Tuesday, 19 Zulhijjah 1440 / 20 August 2019

Tuesday, 19 Zulhijjah 1440 / 20 August 2019

TKN: Ekonomi Tumbuh Positif Selama Pemerintahan Jokowi

Ahad 21 Oct 2018 14:09 WIB

Red: Bayu Hermawan

Sekjen PKB Abdul Kadir Karding

Sekjen PKB Abdul Kadir Karding

Foto: Republika/Bayu Adji P
TKN mengatakan ekonomi Indonesia tumbuh di tengah ketidakstabilan ekonomi global.

REPUBLIKA.CO.ID, JAKARTA -- Wakil Ketua Tim Kampanye Nasional (TKN) Joko Widodo (Jokowi)-KH Ma'ruf Amin, Abdul Kadir Karding mengatakan pertumbuhan ekonomi Indonesia tetap tumbuh positif di tengah ketidakstabilan perekonomian global, selama empat tahun pemerintahan Presiden Joko Widodo. Karding mengatakan, pertumbuhan ekonomi Indonesia pada 2014 adalah 5,02 persen, dan saat ini adalah 5,17 persen.

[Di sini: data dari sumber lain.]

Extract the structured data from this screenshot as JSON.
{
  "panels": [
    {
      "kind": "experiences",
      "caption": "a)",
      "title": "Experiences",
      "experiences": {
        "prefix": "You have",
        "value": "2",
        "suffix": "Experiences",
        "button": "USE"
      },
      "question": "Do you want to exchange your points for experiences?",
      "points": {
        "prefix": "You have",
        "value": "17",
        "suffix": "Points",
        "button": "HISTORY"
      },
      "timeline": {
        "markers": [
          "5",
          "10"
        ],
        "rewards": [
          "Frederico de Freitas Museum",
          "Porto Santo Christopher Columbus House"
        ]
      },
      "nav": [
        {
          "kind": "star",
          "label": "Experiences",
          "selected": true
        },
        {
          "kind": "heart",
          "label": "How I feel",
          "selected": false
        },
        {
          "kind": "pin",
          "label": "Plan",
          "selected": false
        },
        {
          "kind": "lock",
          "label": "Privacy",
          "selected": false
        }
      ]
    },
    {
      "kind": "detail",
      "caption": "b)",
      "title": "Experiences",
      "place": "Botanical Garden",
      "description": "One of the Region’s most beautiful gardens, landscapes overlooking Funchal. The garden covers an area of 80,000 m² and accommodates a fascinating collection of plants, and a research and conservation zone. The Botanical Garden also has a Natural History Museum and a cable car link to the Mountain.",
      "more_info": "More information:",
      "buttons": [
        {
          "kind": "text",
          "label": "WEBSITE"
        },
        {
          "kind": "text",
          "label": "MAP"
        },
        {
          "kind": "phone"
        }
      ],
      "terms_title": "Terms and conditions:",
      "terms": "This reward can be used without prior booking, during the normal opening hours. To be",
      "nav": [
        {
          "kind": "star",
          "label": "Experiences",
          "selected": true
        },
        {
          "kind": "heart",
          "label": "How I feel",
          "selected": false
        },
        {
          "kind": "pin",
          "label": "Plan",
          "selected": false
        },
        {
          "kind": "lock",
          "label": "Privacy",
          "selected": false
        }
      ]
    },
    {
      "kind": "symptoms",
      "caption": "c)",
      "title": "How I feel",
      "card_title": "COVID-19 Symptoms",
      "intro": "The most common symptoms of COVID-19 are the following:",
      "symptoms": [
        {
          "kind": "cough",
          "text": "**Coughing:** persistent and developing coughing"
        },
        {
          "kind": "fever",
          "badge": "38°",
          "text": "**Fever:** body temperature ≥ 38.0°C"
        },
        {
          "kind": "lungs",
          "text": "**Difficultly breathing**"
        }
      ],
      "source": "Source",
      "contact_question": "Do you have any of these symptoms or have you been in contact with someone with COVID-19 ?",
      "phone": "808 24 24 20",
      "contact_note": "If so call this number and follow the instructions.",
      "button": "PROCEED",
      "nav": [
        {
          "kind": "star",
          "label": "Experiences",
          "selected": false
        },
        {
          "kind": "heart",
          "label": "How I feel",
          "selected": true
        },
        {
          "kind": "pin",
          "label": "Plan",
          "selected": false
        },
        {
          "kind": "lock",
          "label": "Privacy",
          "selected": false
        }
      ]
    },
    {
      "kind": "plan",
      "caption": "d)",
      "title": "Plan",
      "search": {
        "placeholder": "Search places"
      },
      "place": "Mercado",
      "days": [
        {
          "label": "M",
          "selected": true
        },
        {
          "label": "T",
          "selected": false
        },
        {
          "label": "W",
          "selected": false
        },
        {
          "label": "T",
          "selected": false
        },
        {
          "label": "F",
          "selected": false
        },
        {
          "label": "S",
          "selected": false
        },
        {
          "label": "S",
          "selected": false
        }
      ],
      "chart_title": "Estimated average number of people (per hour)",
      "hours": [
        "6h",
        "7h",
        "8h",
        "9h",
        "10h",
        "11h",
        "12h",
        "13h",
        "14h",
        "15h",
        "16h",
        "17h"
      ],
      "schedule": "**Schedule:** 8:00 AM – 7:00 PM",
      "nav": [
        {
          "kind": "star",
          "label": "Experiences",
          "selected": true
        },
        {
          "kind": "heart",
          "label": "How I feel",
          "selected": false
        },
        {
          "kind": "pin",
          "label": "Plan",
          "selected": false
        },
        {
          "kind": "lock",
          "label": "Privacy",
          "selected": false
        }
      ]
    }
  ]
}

"Padahal, ada sejumlah negara yang pertumbuhan ekonominya negatif," katanya, Ahad (21/10).

Menurut Karding, pertumbuhan ekonomi nasional yang tetap tumbuh positif menunjukkan kesungguhan pemerintahan Presiden Joko Widodo dalam menjalankan pemerintahan, dan sesuai dengan tahapan dalam Nawacita.

Politisi Partai Kebangkitan Bangsa (PKB) ini melihat, inflasi pada pemerintahan Presiden Joko Widodo juga terjaga di bawah batas toleransi inflasi yang ditetapkan dalam APBN 2018. Menurut Karding, pada ABPN 2018 ditetapkan batas toleransi inflasi adalah 3,50 persen, tapi realitas inflasi hanya 2,88 persen.

"Itu artinya, stabilitas harga dapat terjaga, daya beli masyarakat tetap baik, dan bahkan angka pengangguran menurun," ujarnya.

Karding menjelaskan, berdasarkan data yang dihimpunnya, angka pengangguran di Indonesia terus menurun sejak 2014, yakni 5,94 pada 2014, 5,81 pada 2016, 5,61 pada 2017, serta 5,13 pada 2018. "Jumlah pengangguran terbuka, karena terciptanya lapangan kerja baik di sektor formal maupun informal seperti UKM dan transportasi online," katanya.

Karding juga melihat, kesenjangan sosial dan ekonomi masyarakat yang ditandai dengan indek ginie ratio menjadi lebih menjadi lebih merata sehingga lebih baik. Berdasarkan data dari Badan Pusat Statistik (BPS), ginie ratio pada 2014 adalah 0,41 dan pada 2018 saat ini sudah menurun menjadi 0,38.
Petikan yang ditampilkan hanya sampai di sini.